Reading this paragraph, I felt my breath stick in the base of my chest. The author was describing the disorienting emptiness I felt and whispering that I’m not alone. He argues that The Uncertain Jews are “vital Jews, thrown out of orbit by the cataclysms of the past two centuries. Their retention of identity and feeling is a marvel. They testify as much as the observant to the strange endurance of the spirit of Abraham’s House.”
A mysterious endurance indeed. All along, right under the surface, I’ve felt a longing to be Jewish, but not necessarily like I belong.
That tattered old book reminded me that there are a lot of ways to be part of a culture. And that in Judaism, uncertainty is more of a feature than a fluke. This realization gave me enough courage to reclaim a piece of myself. In April, I even decided to get together with a few friends in my COVID-19 “bubble” to celebrate Passover — not out of obligation but out of a desire to connect with a community of other very uncertain Jews.
About six months after we separated, Paulo and I started talking again. We decided to go to couples therapy and see if we could work things out.

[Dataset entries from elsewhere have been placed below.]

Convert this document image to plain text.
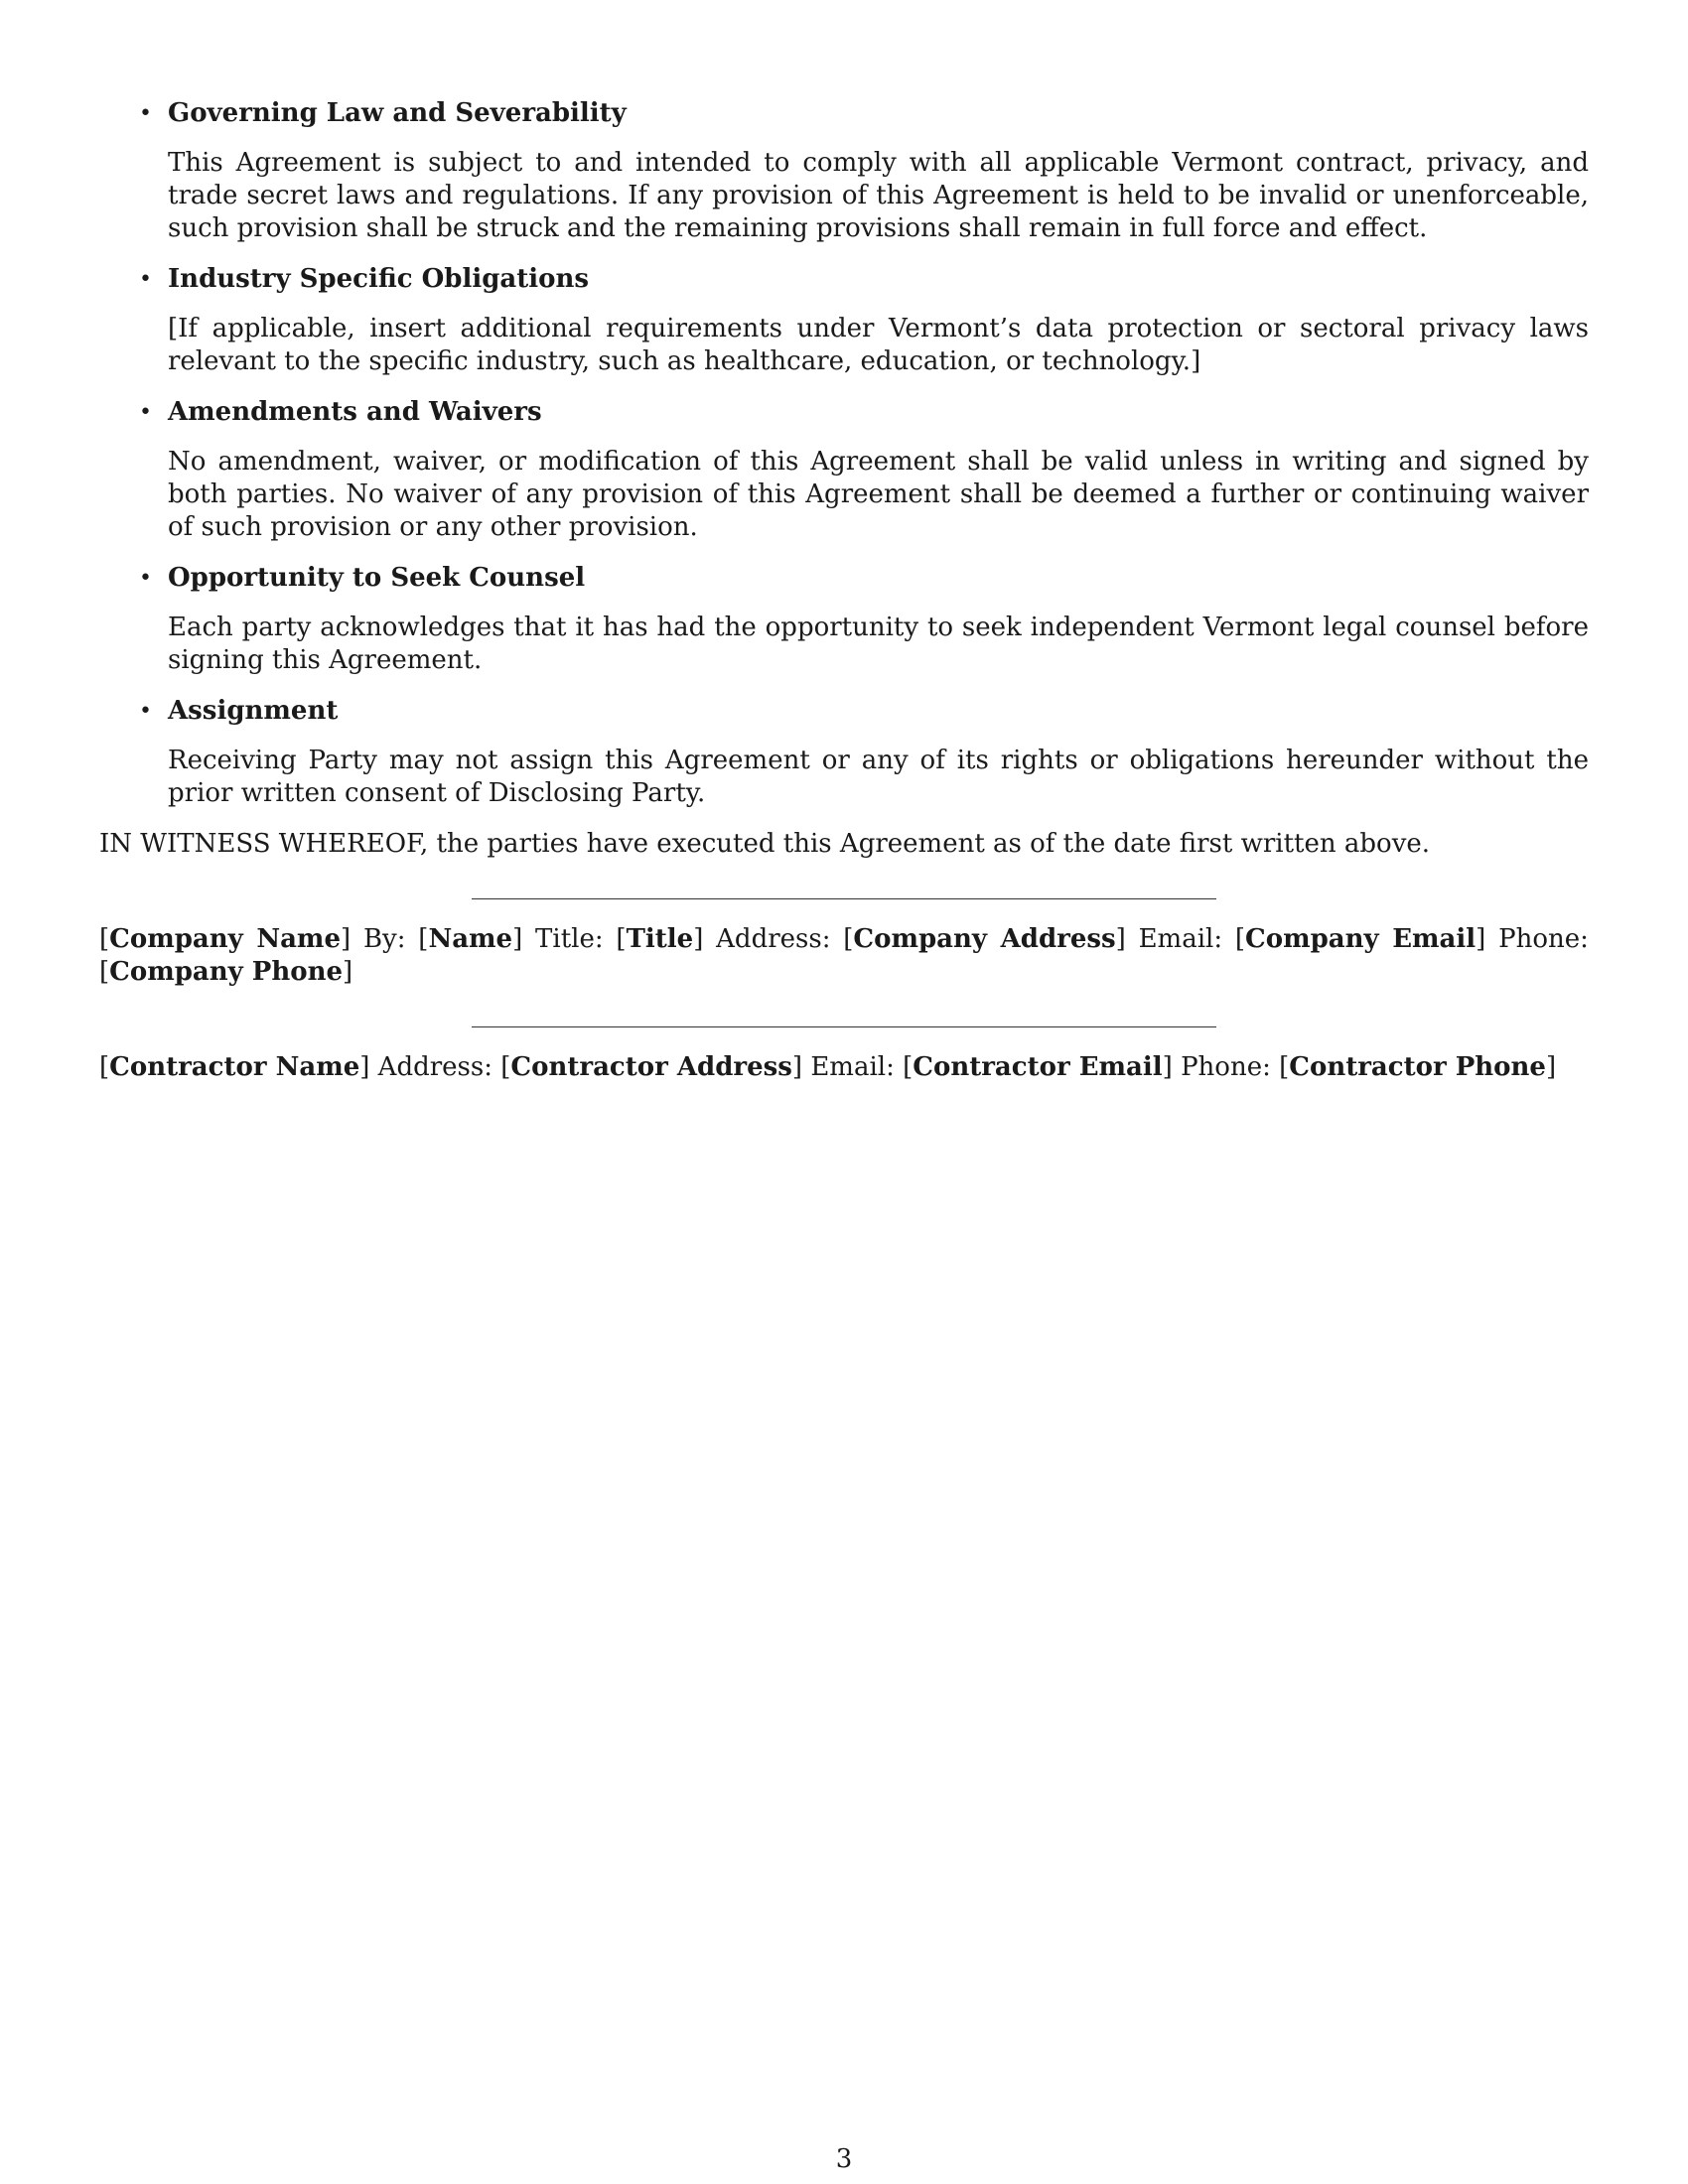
• Governing Law and Severability

This Agreement is subject to and intended to comply with all applicable Vermont contract, privacy, and trade secret laws and regulations. If any provision of this Agreement is held to be invalid or unenforceable, such provision shall be struck and the remaining provisions shall remain in full force and effect.

• Industry Specific Obligations

[If applicable, insert additional requirements under Vermont’s data protection or sectoral privacy laws relevant to the specific industry, such as healthcare, education, or technology.]

• Amendments and Waivers

No amendment, waiver, or modification of this Agreement shall be valid unless in writing and signed by both parties. No waiver of any provision of this Agreement shall be deemed a further or continuing waiver of such provision or any other provision.

• Opportunity to Seek Counsel

Each party acknowledges that it has had the opportunity to seek independent Vermont legal counsel before signing this Agreement.

• Assignment

Receiving Party may not assign this Agreement or any of its rights or obligations hereunder without the prior written consent of Disclosing Party.

IN WITNESS WHEREOF, the parties have executed this Agreement as of the date first written above.

[Company Name] By: [Name] Title: [Title] Address: [Company Address] Email: [Company Email] Phone: [Company Phone]

[Contractor Name] Address: [Contractor Address] Email: [Contractor Email] Phone: [Contractor Phone]

3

In those sessions, we talked a lot about our differences; we were both more clear about who we were and stronger in our own, separate identities. We were also both more clear that we wanted to be with each other, even though it would require a lot of work. We spent time talking about our fears and hopes and beliefs. And yes, we talked about Judaism — sometimes while cooking tortas fritas.
In September, Paulo came over on Rosh Hashanah. I was cutting up apples and pouring honey onto a plate. He smiled and asked what the treat was for, so I taught him the prayer for a sweet New Year. Neither of us know what our future together will look like, but I’m more comfortable with myself and the uncertainty of life than ever before.